Distressing images have shown the devastating effect drugs had on a woman before her tragic death, after years of substance misuse.
Helen Stobbart struggled for years with drug addiction and mental health issues, before her sad death aged 51 in last May.
Helen's mum Sue Charlesworth has spoken the rapid deterioration of her daughter in the months before she died, as she comes to terms with the shock and heartache of losing her, reports the Mirror.
Sue previously attempted to have Helen sectioned under the Mental Health Act, as she tried anything to try and save her daughter's life.
However, Helen didn't meet the criteria, after being assessed by health professionals, and tragically died just a month later.
Helen grew up in Rawmarsh, South Yorkshire, and her parents split up when she was five. Sue said her daughter had been given whiskey at her dad's house when she was nine.
Sue said: "She had such a lovely personality and she would do anything for anyone, that was part of what made her so vulnerable. She was really trusting and people would take advantage of that.
"Throughout her life, she ended up in a lot of abusive relationships with men but was stuck with them. She'd be beaten up badly but would never say anything, it was always 'oh I fell' or something like that."
As Helen's life spiralled out of control, she would become known to a number of services across her local area, trying to treat her mental health and addiction problems.
Sue said she thought Helen had first started using cannabis in her teens before moving into harder drugs in her 20s. By the end, she was using a lethal mix of heroin, crack cocaine, and methadone.

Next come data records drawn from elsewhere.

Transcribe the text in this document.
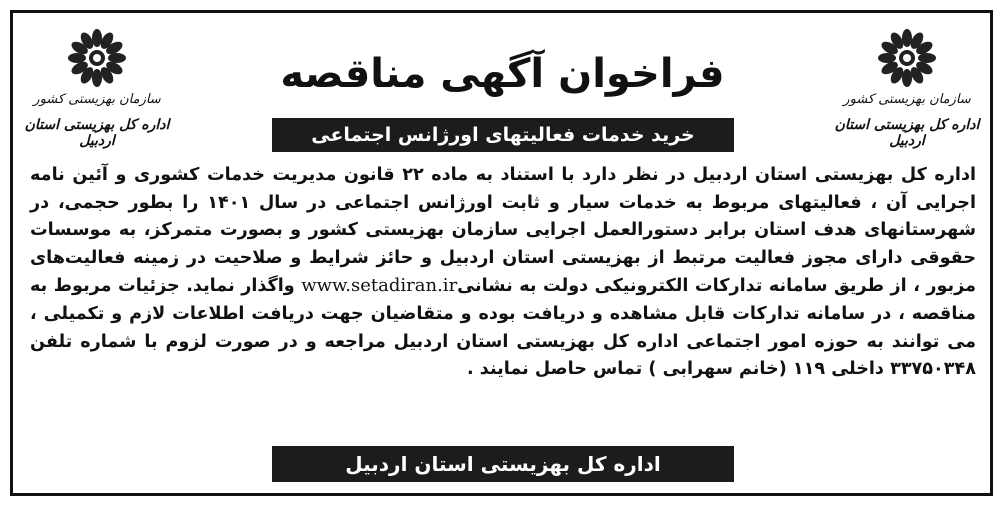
سازمان بهزیستی کشور
اداره کل بهزیستی استان اردبیل
سازمان بهزیستی کشور
اداره کل بهزیستی استان اردبیل
فراخوان آگهی مناقصه
خرید خدمات فعالیتهای اورژانس اجتماعی
اداره کل بهزیستی استان اردبیل در نظر دارد با استناد به ماده ۲۲ قانون مدیریت خدمات کشوری و آئین نامه اجرایی آن ، فعالیتهای مربوط به خدمات سیار و ثابت اورژانس اجتماعی در سال ۱۴۰۱ را بطور حجمی، در شهرستانهای هدف استان برابر دستورالعمل اجرایی سازمان بهزیستی کشور و بصورت متمرکز، به موسسات حقوقی دارای مجوز فعالیت مرتبط از بهزیستی استان اردبیل و حائز شرایط و صلاحیت در زمینه فعالیت‌های مزبور ، از طریق سامانه تدارکات الکترونیکی دولت به نشانیwww.setadiran.ir واگذار نماید. جزئیات مربوط به مناقصه ، در سامانه تدارکات قابل مشاهده و دریافت بوده و متقاضیان جهت دریافت اطلاعات لازم و تکمیلی ، می توانند به حوزه امور اجتماعی اداره کل بهزیستی استان اردبیل مراجعه و در صورت لزوم با شماره تلفن ۳۳۷۵۰۳۴۸ داخلی ۱۱۹ (خانم سهرابی ) تماس حاصل نمایند .
اداره کل بهزیستی استان اردبیل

An inquest at Doncaster Coroners Court on Thursday heard from representatives from support services who had all had contact with Helen in the months before her death.
She remained living in a flat strewn with uncapped needles, and asked the authorities to move her out of the community. She had been diagnosed with borderline personality disorder to bipolar disorder.
Helen was admitted to Rotherham General Hospital due to a suspected overdose on May 21, before she died three days later.
Her cause of death was asphyxiation, due to a cocktail of drugs in her system. Sue said she and Helen had endured a rocky relationship, but she had become increasingly worried about her daughter's appearance in the months before she died.
When she was admitted to hospital, she had a BMI of just 17.6 and a number of serious injuries. Sue believed that if her addiction and mental health struggles had been treated as one - under what is known as a 'dual diagnosis' - she may have met the threshold to be taken into medical detention that April.
However, as it stood, Helen didn't meet the criteria to be admitted for her mental health alone and expressed no desire to be admitted herself.
Area Coroner Mrs Louise Slater was satisfied that the assessment from the multi-agency team did all it could within the scope of the criteria it was working with.
Mrs Slater said: "I accept it must be incredibly difficult to see someone who you love so dearly deteriorate so much and Helen's mum did everything right to try and help her."